Tamir Rice

The city of Cleveland has fired one police officer and suspended a second involved in the shooting of 12-year-old Tamir Rice.

Timothy Loehmann, the Cleveland police officer who fatally shot Rice in 2014, was fired today for inaccurate details on his job application and other administrative policy violations, not for the Rice shooting.
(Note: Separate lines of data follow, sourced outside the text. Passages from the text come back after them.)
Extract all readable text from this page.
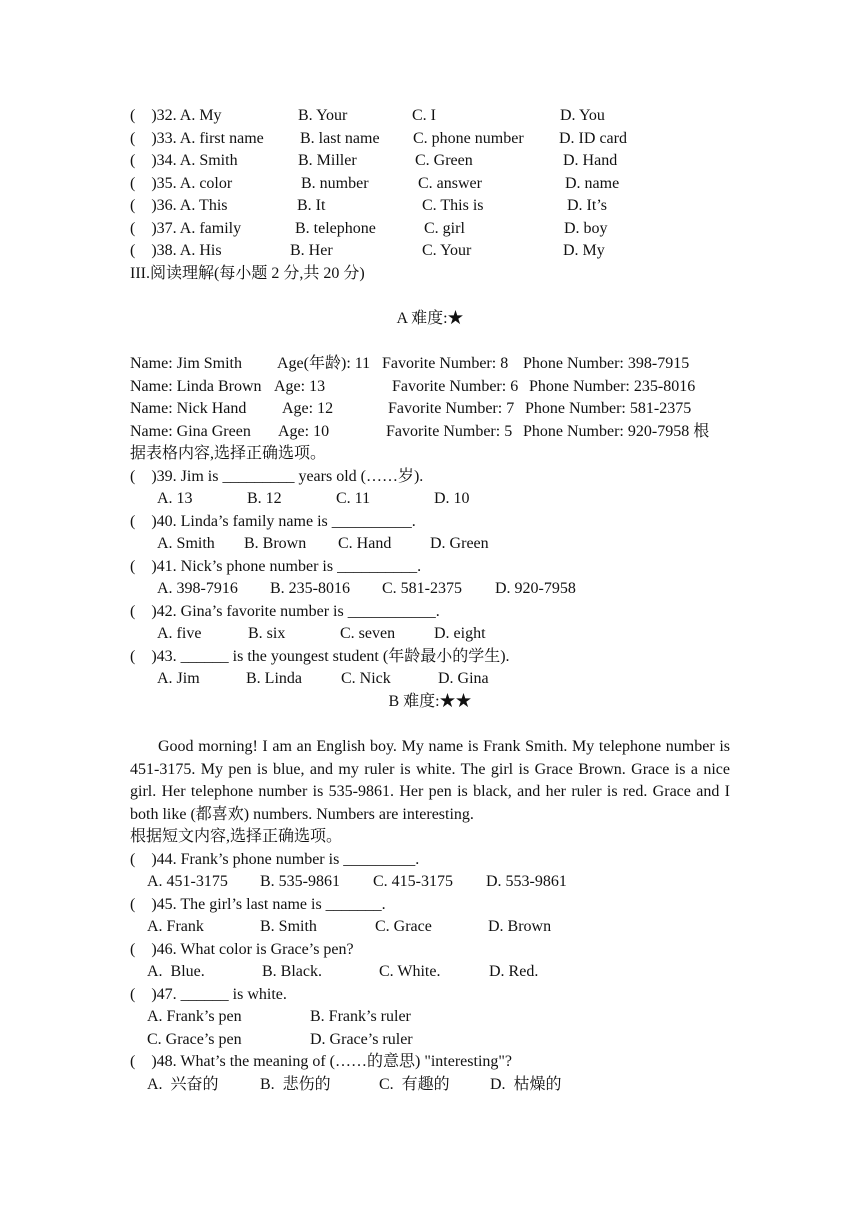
(    )32. A. My	B. Your	C. I	D. You
(    )33. A. first name B. last name C. phone number D. ID card
(    )34. A. Smith	B. Miller	C. Green	D. Hand
(    )35. A. color	B. number	C. answer	D. name
(    )36. A. This	B. It	C. This is	D. It’s
(    )37. A. family	B. telephone	C. girl	D. boy
(    )38. A. His	B. Her	C. Your	D. My
III.阅读理解(每小题 2 分,共 20 分)
A 难度:★
Name: Jim Smith Age(年龄): 11 Favorite Number: 8 Phone Number: 398-7915
Name: Linda Brown Age: 13	Favorite Number: 6 Phone Number: 235-8016
Name: Nick Hand Age: 12	Favorite Number: 7 Phone Number: 581-2375
Name: Gina Green Age: 10	Favorite Number: 5 Phone Number: 920-7958 根
据表格内容,选择正确选项。
(    )39. Jim is _________ years old (……岁).
A. 13	B. 12	C. 11	D. 10
(    )40. Linda’s family name is __________.
A. Smith B. Brown C. Hand D. Green
(    )41. Nick’s phone number is __________.
A. 398-7916 B. 235-8016 C. 581-2375 D. 920-7958
(    )42. Gina’s favorite number is ___________.
A. five	B. six	C. seven D. eight
(    )43. ______ is the youngest student (年龄最小的学生).
A. Jim	B. Linda C. Nick	D. Gina
B 难度:★★
Good morning! I am an English boy. My name is Frank Smith. My telephone number is 451-3175. My pen is blue, and my ruler is white. The girl is Grace Brown. Grace is a nice girl. Her telephone number is 535-9861. Her pen is black, and her ruler is red. Grace and I both like (都喜欢) numbers. Numbers are interesting.
根据短文内容,选择正确选项。
(    )44. Frank’s phone number is _________.
A. 451-3175 B. 535-9861 C. 415-3175 D. 553-9861
(    )45. The girl’s last name is _______.
A. Frank	B. Smith	C. Grace	D. Brown
(    )46. What color is Grace’s pen?
A.  Blue.	B. Black.	C. White.	D. Red.
(    )47. ______ is white.
A. Frank’s pen	B. Frank’s ruler
C. Grace’s pen	D. Grace’s ruler
(    )48. What’s the meaning of (……的意思) "interesting"?
A.  兴奋的	B.  悲伤的	C.  有趣的	D.  枯燥的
The officer who was with Loehmann, Frank Garmback, will be suspended for 10 days because he violated tactical rules relating to how he drove to the scene that day, the city’s public safety director and the city’s police chief said.

None of the rules violations announced by Public Safety Director Michael McGrath and Williams directly related to the firing of Loehmann’s gun outside a recreation center on November 22, 2014. An Ohio grand jury declined to criminally charge the officers in 2015.

At a news conference this morning, Police Chief Williams said that in 2015 the police department began looking through employment history during the hiring process, which it did not do when it hired Loehmann.

“Hopefully we won’t have any more incidents like this,” Williams said.

Loehmann’s firing took effect Tuesday morning, and Garmback’s suspension begins Wednesday. The punishment stems from an internal investigation that resumed in earnest after the grand jury declined to charge the officers.

“After over two years of investigation by our agency, the county prosecutor’s office (and) the sheriff’s department, I think we’ve come to what we consider a fair conclusion to this process,” Williams said.